Sondaggi elezioni Usa: tuttavia, partire da (più o meno) “grandi” sfavoriti, alla fine, potrebbe portare “fortuna” ai candidati in corsa. In pratica, non sarebbe la prima volta che le rilevazioni della vigilia favoriscono un candidato che poi risulterà sconfitto dopo la chiusura dei seggi. Anzi, negli ultimi 40 anni circa è successo, talvolta in maniera eclatante, più di una volta.
Il caso di Trump nel 2016 insegna. All’epoca la vittoria della Clinton era data per certa “al 90%” per la stragrande maggioranza dei media americani. Vinse a livello di voto popolare (3 milioni di preferenze in più) ma alla conta dei grandi elettori, quella fondamentale, perse 232 a 306. Non era il primo abbaglio preso dai sondaggisti Usa. Nel 2012 Romney avrebbe dovuto battere Obama (anche se di misura). Alla fine il già Presidente venne riconfermato con 4 punti di voto popolare in più e con 332 grandi elettori (206 Romney). Anche 4 anni prima Obama vinse largamente contro McCain nonostante per i sondaggi fossero in parità.

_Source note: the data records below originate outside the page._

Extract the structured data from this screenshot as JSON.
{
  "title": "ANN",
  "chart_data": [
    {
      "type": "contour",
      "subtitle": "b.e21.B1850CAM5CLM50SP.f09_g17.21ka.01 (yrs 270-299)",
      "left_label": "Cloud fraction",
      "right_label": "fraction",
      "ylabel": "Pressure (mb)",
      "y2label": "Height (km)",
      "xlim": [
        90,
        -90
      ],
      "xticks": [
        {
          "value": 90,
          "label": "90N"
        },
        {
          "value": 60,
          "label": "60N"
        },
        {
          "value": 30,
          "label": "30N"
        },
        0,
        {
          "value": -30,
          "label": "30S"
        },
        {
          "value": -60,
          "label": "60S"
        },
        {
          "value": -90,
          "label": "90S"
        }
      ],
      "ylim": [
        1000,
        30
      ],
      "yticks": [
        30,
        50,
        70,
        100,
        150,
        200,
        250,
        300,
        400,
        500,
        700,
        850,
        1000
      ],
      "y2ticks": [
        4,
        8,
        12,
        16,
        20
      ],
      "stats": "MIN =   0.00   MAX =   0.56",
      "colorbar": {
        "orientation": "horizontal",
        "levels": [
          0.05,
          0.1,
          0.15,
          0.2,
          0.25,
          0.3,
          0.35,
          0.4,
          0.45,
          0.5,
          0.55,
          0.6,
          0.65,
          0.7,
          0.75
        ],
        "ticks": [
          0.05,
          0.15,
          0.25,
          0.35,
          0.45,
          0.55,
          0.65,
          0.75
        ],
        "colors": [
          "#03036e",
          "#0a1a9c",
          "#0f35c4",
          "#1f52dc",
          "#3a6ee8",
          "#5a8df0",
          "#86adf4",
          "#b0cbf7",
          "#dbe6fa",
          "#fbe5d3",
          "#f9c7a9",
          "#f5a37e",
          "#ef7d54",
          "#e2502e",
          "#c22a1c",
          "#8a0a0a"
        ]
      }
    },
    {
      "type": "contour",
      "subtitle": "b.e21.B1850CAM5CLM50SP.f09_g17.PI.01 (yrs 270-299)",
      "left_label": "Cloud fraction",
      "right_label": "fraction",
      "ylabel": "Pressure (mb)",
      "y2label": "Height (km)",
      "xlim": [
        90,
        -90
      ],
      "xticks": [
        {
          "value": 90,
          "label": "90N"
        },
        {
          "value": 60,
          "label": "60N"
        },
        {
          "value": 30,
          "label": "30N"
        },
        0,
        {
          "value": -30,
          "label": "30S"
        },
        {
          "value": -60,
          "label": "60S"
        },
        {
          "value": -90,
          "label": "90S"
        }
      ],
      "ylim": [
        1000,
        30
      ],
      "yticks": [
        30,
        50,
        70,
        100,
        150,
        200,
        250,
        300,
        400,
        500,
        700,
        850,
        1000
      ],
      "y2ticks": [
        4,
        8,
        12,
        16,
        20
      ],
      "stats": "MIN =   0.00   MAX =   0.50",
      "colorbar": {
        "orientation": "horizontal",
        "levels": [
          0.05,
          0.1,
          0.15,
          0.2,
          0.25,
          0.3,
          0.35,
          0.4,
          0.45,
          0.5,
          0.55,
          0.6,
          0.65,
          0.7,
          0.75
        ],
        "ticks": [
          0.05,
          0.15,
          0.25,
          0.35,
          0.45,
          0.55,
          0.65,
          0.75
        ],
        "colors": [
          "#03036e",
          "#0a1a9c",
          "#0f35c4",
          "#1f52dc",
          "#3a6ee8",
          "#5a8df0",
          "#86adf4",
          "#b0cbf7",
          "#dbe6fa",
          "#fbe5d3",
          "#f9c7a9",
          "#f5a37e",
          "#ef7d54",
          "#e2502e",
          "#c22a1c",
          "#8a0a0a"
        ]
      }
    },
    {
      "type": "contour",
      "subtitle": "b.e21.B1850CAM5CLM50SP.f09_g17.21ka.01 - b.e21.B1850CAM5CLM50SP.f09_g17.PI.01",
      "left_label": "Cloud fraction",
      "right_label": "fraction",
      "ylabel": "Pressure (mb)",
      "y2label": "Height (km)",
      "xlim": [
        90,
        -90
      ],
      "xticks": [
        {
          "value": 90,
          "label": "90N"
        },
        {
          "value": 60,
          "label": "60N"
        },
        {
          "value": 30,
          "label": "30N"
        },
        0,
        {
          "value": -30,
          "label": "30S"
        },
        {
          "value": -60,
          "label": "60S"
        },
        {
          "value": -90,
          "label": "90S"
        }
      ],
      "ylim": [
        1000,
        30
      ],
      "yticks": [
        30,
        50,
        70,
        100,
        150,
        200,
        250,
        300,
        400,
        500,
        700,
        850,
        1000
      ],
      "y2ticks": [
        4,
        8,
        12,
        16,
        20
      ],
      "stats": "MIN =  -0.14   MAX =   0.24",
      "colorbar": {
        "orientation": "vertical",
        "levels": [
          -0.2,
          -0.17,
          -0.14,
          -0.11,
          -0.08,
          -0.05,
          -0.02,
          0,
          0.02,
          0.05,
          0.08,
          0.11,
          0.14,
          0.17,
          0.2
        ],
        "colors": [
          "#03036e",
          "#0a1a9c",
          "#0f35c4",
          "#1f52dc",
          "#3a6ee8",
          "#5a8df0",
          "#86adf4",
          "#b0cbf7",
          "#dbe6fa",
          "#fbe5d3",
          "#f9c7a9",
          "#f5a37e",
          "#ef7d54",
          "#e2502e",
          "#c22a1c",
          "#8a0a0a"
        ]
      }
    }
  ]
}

Da ricordare sulla stessa linea i casi di Bush figlio contro Gore (2000), con il repubblicano che vinse contro tutti i pronostici (d’altro canto, quel risultato elettorale è tuttora oggetto di dibattito) ma anche quello di Bush padre contro Clinton (1992). I sondaggi davano il Presidente in carica in grande crescita dopo una prima fase di campagna elettorale appannata: alla fine venne travolto dal candidato democratico. Infine, altro caso molto famoso quello risalente alle elezioni del 1984, Reagan contro Mondale. Il candidato repubblicano a due settimane dal voto veniva considerato in “caduta libera”: vinse lasciando solo 13 grandi elettori allo sfidante e superandoli di circa 17 milioni di voti.